Titled “What you can do to fight Wal-Mart,” the article talks about a recent study by the Tuck School of Business at Dartmouth, which found:
“that after a new Wal-Mart store opened, local supermarkets in seven regions of the U.S. suffered sales declines of 17%, while mass merchandisers saw sales fall 40% and drug stores saw a 6% decline in sales. And when prices were reduced or when the assortment carried by the local store was reduced, sales dropped further, to an average of 20% to 25%.”
A more viable alternative to price-chopping, the study’s co-authors suggest, is for smaller retailers to differentiate their product assortments with a stepped-up merchandise mix of better goods and even more organic items, also representing some higher price points.

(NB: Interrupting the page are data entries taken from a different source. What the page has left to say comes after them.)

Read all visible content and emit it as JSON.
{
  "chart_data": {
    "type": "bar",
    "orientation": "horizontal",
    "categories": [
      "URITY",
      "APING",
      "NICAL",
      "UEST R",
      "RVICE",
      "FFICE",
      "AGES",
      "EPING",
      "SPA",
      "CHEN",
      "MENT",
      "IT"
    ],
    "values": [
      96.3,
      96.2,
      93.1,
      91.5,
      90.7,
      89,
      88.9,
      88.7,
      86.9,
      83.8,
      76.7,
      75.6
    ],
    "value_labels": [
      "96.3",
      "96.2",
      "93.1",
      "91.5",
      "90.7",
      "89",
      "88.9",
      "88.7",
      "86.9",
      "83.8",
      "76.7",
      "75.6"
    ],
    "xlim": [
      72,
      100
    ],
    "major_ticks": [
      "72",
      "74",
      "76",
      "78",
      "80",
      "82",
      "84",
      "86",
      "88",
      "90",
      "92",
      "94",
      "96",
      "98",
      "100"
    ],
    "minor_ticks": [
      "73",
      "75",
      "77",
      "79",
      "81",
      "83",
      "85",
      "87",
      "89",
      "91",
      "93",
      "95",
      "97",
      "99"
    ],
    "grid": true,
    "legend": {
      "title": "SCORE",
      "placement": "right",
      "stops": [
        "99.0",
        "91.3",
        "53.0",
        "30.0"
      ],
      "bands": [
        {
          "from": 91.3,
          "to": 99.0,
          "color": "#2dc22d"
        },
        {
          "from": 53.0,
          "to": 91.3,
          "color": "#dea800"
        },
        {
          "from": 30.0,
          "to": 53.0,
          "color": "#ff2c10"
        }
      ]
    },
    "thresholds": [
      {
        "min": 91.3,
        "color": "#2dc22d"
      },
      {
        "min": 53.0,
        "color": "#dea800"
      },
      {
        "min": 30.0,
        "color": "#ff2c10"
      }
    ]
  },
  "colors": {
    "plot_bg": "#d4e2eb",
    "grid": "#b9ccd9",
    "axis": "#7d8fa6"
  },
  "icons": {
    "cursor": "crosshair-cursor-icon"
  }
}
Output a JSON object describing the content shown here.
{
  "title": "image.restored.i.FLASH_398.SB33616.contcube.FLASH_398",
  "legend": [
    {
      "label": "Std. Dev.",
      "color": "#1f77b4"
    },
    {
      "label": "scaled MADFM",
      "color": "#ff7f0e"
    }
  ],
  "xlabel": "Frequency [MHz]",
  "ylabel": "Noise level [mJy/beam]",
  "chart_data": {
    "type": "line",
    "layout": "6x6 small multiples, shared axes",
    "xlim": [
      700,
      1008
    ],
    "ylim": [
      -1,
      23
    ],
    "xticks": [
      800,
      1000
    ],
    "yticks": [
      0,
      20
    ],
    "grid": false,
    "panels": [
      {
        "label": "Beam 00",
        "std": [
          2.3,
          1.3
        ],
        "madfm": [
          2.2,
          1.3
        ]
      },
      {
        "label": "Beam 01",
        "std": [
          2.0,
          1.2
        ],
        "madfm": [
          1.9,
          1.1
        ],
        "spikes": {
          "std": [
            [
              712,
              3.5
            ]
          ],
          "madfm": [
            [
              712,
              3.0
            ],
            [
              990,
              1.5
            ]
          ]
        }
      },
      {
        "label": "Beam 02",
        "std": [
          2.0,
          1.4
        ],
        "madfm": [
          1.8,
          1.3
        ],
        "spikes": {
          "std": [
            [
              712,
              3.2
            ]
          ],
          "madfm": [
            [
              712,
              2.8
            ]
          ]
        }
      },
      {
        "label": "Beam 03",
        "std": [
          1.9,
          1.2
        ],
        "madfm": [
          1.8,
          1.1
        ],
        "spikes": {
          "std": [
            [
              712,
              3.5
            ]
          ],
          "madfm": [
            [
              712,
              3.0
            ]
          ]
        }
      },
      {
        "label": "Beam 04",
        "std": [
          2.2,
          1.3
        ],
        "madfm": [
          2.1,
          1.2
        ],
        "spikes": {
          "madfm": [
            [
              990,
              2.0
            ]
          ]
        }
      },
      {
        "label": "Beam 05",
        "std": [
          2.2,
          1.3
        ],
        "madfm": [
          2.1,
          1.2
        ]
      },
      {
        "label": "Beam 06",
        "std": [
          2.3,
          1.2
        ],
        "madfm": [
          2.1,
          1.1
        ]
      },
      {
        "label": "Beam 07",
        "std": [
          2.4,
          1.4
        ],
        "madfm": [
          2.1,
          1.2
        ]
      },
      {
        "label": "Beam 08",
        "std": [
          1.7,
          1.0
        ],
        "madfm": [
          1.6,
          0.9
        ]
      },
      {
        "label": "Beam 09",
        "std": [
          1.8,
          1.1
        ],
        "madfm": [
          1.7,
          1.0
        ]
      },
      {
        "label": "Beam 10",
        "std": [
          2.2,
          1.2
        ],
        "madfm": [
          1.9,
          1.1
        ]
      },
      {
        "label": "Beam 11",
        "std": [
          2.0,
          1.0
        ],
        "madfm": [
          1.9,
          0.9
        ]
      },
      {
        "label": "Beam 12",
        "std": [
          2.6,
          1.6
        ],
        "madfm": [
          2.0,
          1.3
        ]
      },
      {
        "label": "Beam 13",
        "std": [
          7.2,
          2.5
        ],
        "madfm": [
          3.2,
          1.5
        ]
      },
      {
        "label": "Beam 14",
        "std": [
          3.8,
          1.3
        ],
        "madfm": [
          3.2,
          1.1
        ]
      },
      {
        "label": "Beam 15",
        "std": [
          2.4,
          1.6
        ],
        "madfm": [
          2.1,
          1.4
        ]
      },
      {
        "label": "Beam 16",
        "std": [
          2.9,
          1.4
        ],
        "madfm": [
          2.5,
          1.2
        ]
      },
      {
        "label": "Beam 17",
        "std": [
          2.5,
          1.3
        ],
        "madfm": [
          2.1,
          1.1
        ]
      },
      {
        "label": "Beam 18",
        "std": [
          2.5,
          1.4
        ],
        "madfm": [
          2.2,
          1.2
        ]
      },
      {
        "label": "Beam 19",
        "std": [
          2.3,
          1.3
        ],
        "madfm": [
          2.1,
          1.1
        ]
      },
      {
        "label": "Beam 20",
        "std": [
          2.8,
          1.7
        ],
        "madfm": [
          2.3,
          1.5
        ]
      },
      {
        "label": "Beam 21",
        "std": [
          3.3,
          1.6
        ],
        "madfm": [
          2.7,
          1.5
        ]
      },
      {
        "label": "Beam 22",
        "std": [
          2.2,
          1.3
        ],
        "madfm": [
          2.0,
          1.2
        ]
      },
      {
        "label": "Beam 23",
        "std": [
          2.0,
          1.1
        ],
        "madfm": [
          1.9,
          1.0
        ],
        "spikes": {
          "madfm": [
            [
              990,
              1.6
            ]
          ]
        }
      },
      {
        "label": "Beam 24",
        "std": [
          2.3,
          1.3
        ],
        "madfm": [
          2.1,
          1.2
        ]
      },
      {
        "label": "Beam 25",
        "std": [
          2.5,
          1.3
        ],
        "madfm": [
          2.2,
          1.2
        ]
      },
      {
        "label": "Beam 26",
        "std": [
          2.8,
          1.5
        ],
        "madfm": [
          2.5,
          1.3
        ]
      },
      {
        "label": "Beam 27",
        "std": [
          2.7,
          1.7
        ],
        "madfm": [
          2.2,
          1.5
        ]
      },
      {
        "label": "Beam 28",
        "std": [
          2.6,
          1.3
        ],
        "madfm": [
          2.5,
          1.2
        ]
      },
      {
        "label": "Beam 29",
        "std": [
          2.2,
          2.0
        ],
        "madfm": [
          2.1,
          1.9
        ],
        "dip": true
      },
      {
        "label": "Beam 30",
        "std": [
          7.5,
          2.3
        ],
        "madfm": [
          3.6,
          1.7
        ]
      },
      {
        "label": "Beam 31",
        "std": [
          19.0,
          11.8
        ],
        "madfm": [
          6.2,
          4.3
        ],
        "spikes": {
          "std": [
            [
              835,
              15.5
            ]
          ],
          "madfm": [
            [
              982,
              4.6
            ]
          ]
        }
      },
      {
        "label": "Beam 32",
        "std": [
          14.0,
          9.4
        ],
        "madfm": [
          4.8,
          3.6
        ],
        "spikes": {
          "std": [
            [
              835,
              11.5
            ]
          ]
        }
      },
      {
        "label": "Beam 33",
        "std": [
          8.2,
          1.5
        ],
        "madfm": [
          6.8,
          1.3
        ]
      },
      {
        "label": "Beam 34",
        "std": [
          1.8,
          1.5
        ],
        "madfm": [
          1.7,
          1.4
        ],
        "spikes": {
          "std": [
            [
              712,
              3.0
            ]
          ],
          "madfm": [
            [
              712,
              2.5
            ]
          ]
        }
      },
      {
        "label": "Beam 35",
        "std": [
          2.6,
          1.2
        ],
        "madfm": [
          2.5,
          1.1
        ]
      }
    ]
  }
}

It’s true that this tactic might not stick at first. The timing is off in that shoppers are focused keenly today on promotions and value and maintaining strict budgets that offer no space for even the smallest of luxuries.
And yet there is, too, a positive aspect to the timing that should not be overlooked. While still maintaining some promotionally priced products that offer shoppers necessities at the right prices, smaller retailers should seize the day, so to speak, to also begin demonstrating their commitment –- in both good times and bad –- to being trend-right and different from their larger competitors intent on spoon-feeding the masses. This way, when the economy eventually starts its uptick down the road, shoppers will walk away from the watered down assortments at places like Wal-Mart and instead turn for fresh fashion at the smaller shops.
The result: Satisfied customers who don’t feel like just a herd of cattle grazing on the same grass as everyone else.
Let’s just hope that uptick can tic-tock faster.